Just look at the complex reactions to the AIDS virus. And imagine those reactions if AIDS had been a far more easily transmitted, air born pathogen.

That’s precisely why I focused in my post above on how Buddhists themselves might react to the coronavirus in their own lives. What does it mean to be enlightened then? When the context that you are in literally revolves around life and death?

Then you should be able to state the underlying structure of right and wrong in society (let’s say Baltimore 2020) without too much difficulty.

Once you do that, we use the tools of philosophy :

Yup.

Let’s look at the nihilistic hockey players.

They’re not trying to change the rules for “no reason”. Their reasons are fairly clear … gain a personal advantage, an advantage for your own team and a disadvantage for the opposing team. (Sure, that’s rational.)

But if every player, coach and spectator is yelling for these changes, then there won’t be much of a game.

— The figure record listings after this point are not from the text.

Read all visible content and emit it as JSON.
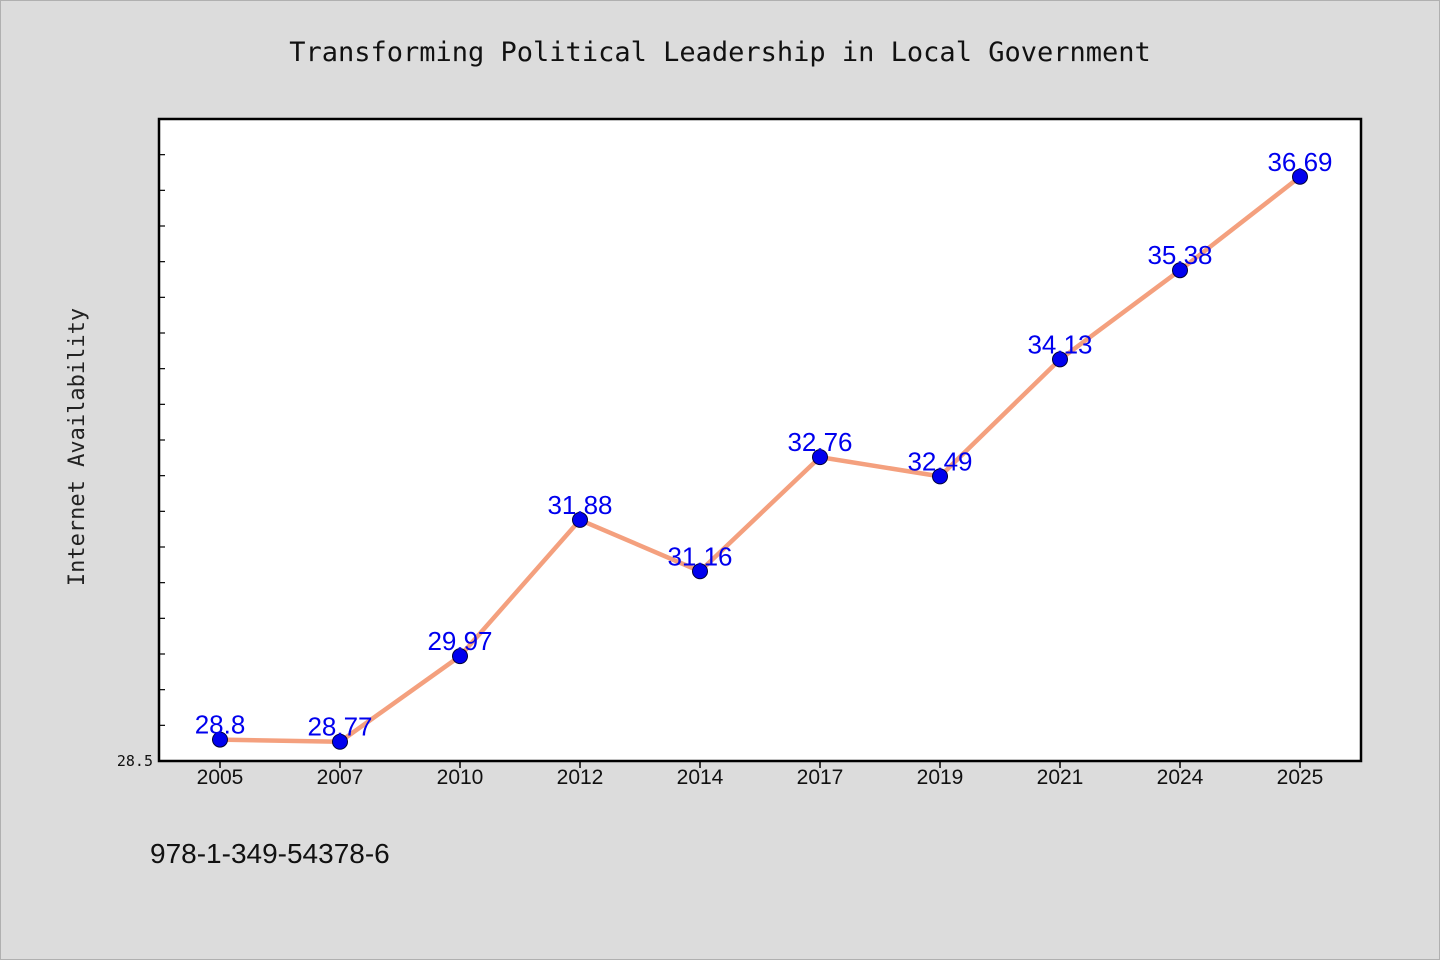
{
  "chart_data": {
    "type": "line",
    "title": "Transforming Political Leadership in Local Government",
    "xlabel": "",
    "ylabel": "Internet Availability",
    "categories": [
      "2005",
      "2007",
      "2010",
      "2012",
      "2014",
      "2017",
      "2019",
      "2021",
      "2024",
      "2025"
    ],
    "values": [
      28.8,
      28.77,
      29.97,
      31.88,
      31.16,
      32.76,
      32.49,
      34.13,
      35.38,
      36.69
    ],
    "data_labels": [
      "28.8",
      "28.77",
      "29.97",
      "31.88",
      "31.16",
      "32.76",
      "32.49",
      "34.13",
      "35.38",
      "36.69"
    ],
    "ylim": [
      28.5,
      37.5
    ],
    "ytick_labels": [
      "28.5"
    ],
    "grid": false,
    "legend": "none",
    "line_color": "#f4a07e",
    "marker_color": "#0000ee",
    "label_color": "#0000ee"
  },
  "footer": {
    "isbn": "978-1-349-54378-6"
  }
}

The greater underlying “structure” is that all the participants want a game of hockey to be played.

That trumps limited personal desires for an advantage.

It’s decided ahead of time that certain rules will be used to play. They aren’t dropped off by God on stone tablets but they’re objective rules that make the game possible. And they’re founded on what people objectively consider to be fun, fair, challenging, entertaining.

What’s more pathetic, that this is your attempt to actually make a substantive point, or that this is your attempt to be…clever?